A estadia de Travis na casa do irmão consiste em se reaproximar do filho, que, embora confuso com o fato de ter dois pais, parece sentir-se privilegiado com tal condição (“acho que tenho sorte”, responde Hunter ao colega da escola, ao ser confrontado sobre o seu “outro” pai, isto é, o autêntico). Tentando diversas vezes a reaproximação, Travis falha em todas. Aliás, o que os reconcilia não é um esforço seu, mas a sugestão de Walt em exibir um nostálgico filme caseiro da família se divertindo nas férias, com o intuito de recuperar sentimentos adormecidos (e de quebra, para o espectador, revela-lhe o que este almeja que seja revelado: um resumo intuitivo – porque puramente visual – da história daquela família). É simbólica a exibição do filme: as imagens são vivíssimas, como se fossem as próprias memórias dos personagens. Para Travis, no entanto, elas são agridoces (a trilha de Ry Cooder reforça tal sentimento), pois mostram um passado feliz que já não é possível ser recuperado. O que sedimenta a reaproximação entre pai e filho – além dos registros afetuosos entre ambos apresentados na projeção –, é uma lacuna em comum em suas vidas, lacuna esta salientada pelas imagens fílmicas: Jane. A cena é poderosa porque inventiva: somos voyeurs de tais memórias – estas tornam-se também nossas, assim como a culpa que Travis volta a sentir ao contemplar sua ex-mulher na projeção. 

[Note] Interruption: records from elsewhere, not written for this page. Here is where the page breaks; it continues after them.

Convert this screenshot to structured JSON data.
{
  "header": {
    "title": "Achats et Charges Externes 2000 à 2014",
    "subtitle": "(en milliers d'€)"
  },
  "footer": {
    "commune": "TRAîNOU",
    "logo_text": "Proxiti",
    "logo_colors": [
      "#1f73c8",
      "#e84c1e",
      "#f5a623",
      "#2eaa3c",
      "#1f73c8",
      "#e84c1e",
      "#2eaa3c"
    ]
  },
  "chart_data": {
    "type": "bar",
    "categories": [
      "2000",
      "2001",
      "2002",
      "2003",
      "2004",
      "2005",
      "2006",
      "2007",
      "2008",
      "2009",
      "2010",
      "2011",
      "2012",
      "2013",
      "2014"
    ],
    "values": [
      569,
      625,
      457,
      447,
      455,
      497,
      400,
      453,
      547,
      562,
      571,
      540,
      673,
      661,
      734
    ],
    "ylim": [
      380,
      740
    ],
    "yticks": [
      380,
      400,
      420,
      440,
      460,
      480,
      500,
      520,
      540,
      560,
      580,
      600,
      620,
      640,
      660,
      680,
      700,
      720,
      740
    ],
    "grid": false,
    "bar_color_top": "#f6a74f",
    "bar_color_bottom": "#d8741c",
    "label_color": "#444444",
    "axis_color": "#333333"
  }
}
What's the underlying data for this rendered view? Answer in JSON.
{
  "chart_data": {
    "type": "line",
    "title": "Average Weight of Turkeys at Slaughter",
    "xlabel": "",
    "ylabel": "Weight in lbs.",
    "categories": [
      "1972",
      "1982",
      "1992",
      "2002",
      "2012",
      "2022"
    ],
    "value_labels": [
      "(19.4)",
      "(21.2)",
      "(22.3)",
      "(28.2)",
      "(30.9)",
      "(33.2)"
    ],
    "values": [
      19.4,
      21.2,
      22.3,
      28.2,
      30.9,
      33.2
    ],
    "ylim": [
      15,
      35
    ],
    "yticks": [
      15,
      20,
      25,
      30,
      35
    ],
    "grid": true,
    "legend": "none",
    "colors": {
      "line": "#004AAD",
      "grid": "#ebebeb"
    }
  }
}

O ambiente em Paris, Texas é permeado por lacunas. Elas são evocadas através da fotografia de Robby Müller, que registra vastas e deslumbrantes paisagens desérticas do sul estadunidense, de modo a puxar desses registros externos atributos internos dos personagens (a estrada interminável ou o trilho que se perde no horizonte como reflexo da vontade incessante de Travis de fugir do que o amedronta). “Não há nada para lá”, diz Walt ao irmão em certo momento,  pedindo-lhe que pare de vagar sem destino. Ele está certo, mas em partes: não entende que o irmão tem uma sina, e que esta tem a ver com o que houve nos quatro anos de sumiço (a briga com a mulher, a fuga dela com o filho para se proteger do marido ciumento). Trágico personagem, Travis vive atormentado pelos arrependimentos do passado, por atitudes erradas que feriram pessoas amadas. Sua andança sem fim significa fugir da dor, de tudo e de todos (“durante cinco dias eu corri, até que qualquer sinal de civilização tivesse desaparecido”) – e da imagem que criou da esposa. 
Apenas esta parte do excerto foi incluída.